My in-class period has long since expired, but Grange’s is just blossoming, so these days I am cheerleader, driver, financial backer, and emotional supporter – in other words, dad.

Central Utah’s undulating, split, broken, up-and-down, rust-colored landscape was spectacular in the early evening. Asymmetrical rock castles, fortresses, and temples emerged at every turn.

Sandstone barricades pushed hundreds of feet into the air. Clouds raced across the sky, casting billowing shadows that cascaded across the land and painted an ever-changing, spectacularly visual, panorama.

It was easy to see why landscape artists find this geography inspiring. This is enchanted, sacred ground.

It has been dry in this part of the country – painfully dry. Parched is a term that comes to mind. Vegetation, always in short supply along this route, is almost unknown.

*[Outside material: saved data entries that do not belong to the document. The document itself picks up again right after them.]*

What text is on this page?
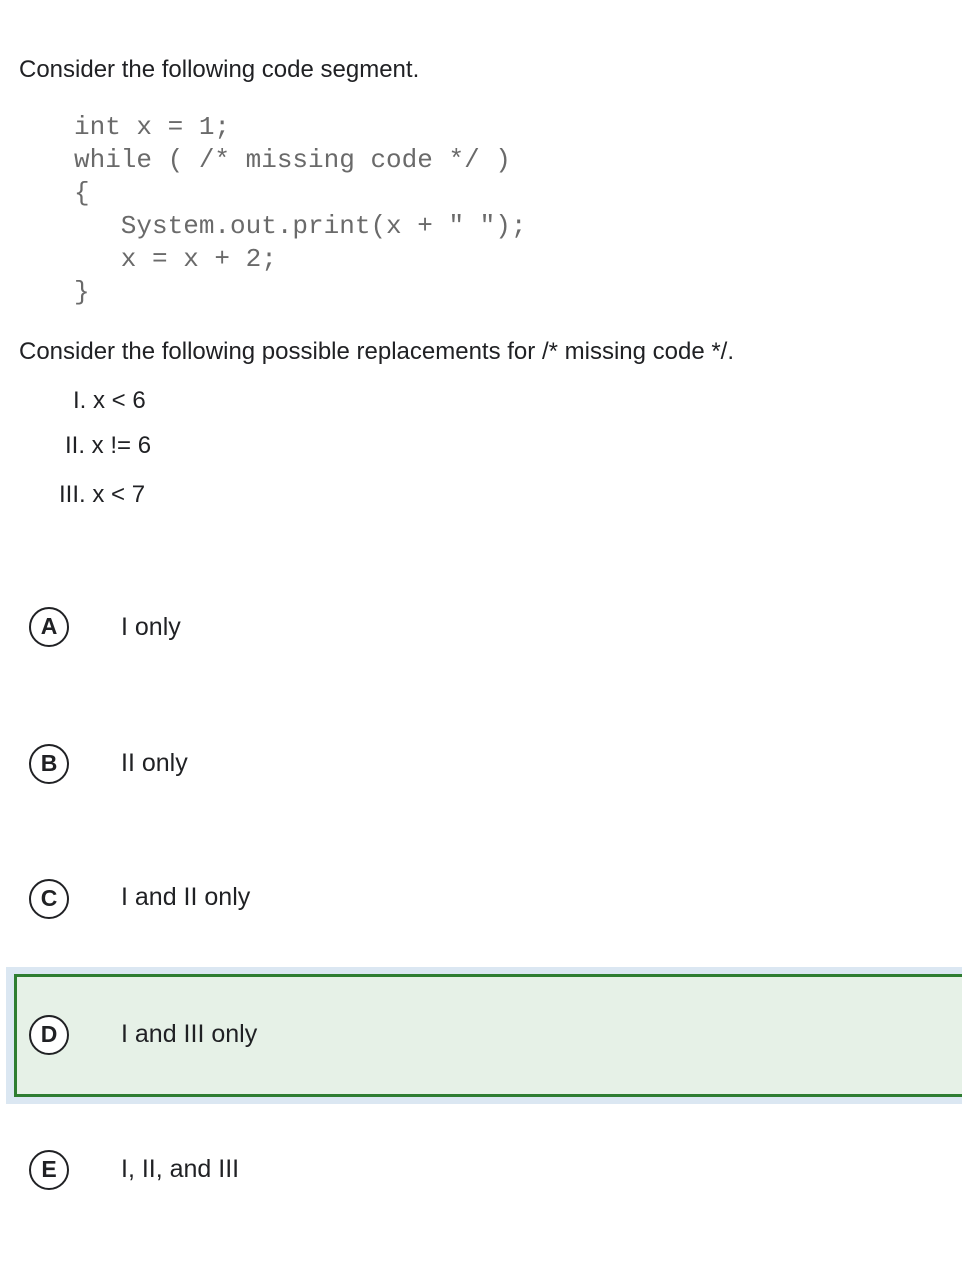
Consider the following code segment.
int x = 1;
while ( /* missing code */ )
{
System.out.print(x + " ");
x = x + 2;
}
Consider the following possible replacements for /* missing code */.
I. x < 6
II. x != 6
III. x < 7
A	I only
B	II only
C	I and II only
D	I and III only
E	I, II, and III
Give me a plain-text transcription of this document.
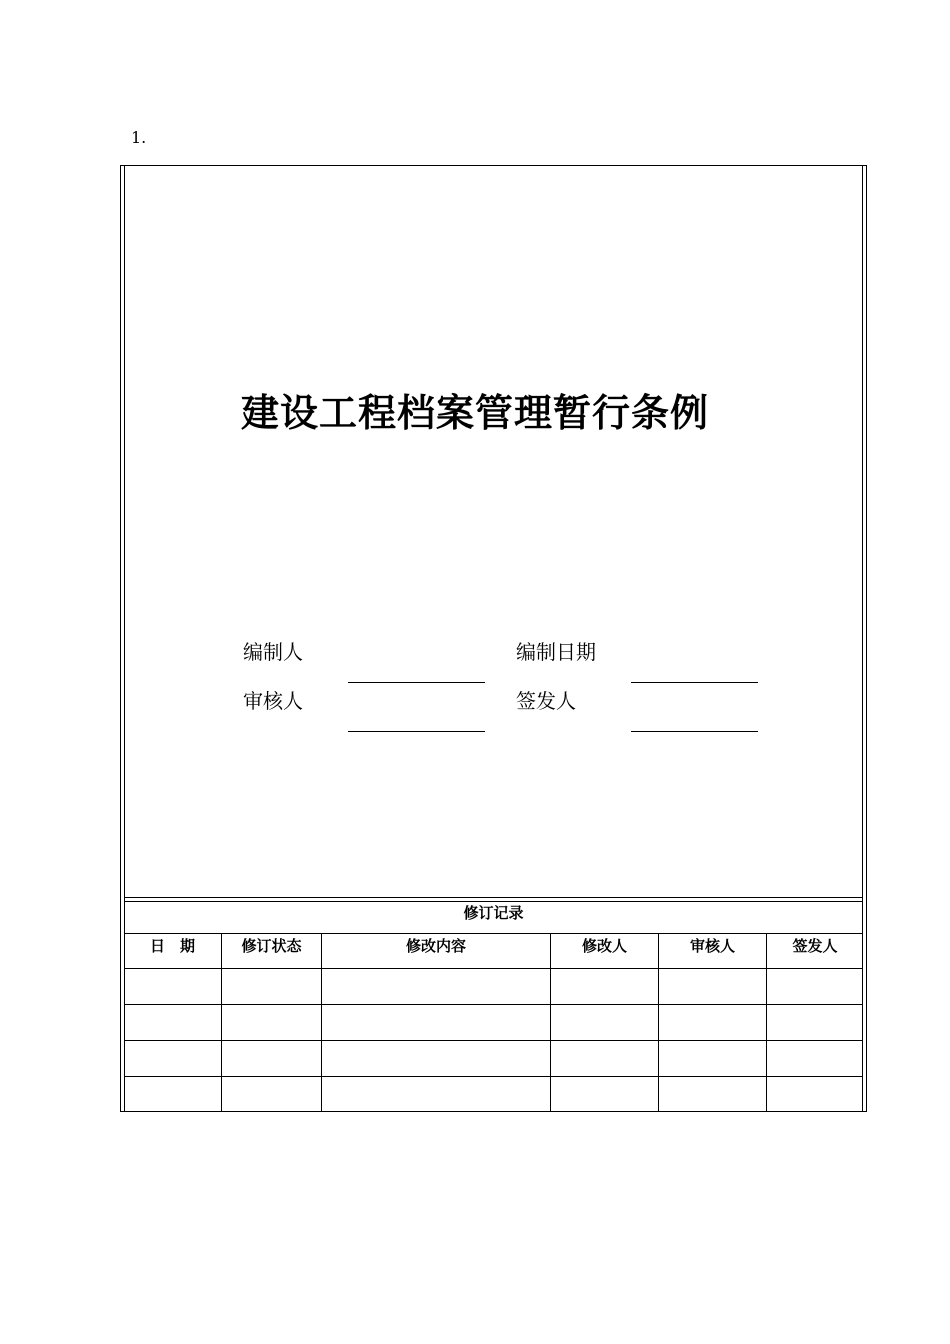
1.
建设工程档案管理暂行条例
编制人	编制日期
审核人	签发人
修订记录
日　期	修订状态	修改内容	修改人	审核人	签发人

But winter is coming. Snow will blanket the middle band of Utah before long.

At that point, however, the road was smooth, dry, and well-maintained, so we sailed through deep canyons and broad valleys with ease.

“Like a bobsled on ice,” I thought to myself.

As we crested the summit of a large, undulating hill, off in the distance I could see a swatch of shimmering gold.

“Aha, a cottonwood,” I advised myself.

In fact, it was a grove of cottonwoods, an entire family of settlers that had found a seep or underground aquifer. Somehow they or their ancestors had discovered the scarce resources necessary to thrive in this barren land and there they stood, majestic.

All this made me think of the Navajo, the early pioneers who settled in Bluff, and of the community’s modern-day inhabitants too.

Here, in the heart of the Colorado Plateau, where cactus, yucca, and low scrubby plants predominate, these individuals also found the nutrients needed to form roots, leaf out, and raise saplings.

How or why is not easy to determine. In some cases, it may have been as simple as fate – seeds deposited, a foothold gained, sunlight collected, and limbs projected.

For others, the explanation is more complex, spiritual maybe, at times irrational. Whatever the reason, Bluff has grown its own grove in the center of this red-rock desert.

Glancing over at Grange resting peacefully in the passenger seat next to me, I felt pleased my own seedlings had sprouted and nourished themselves in this trying climate.

They have now transplanted themselves into different environments, extending their feelers, and engrafting themselves onto another world. Their roots will, however, be forever grounded in the stark, natural beauty of the desert Southwest.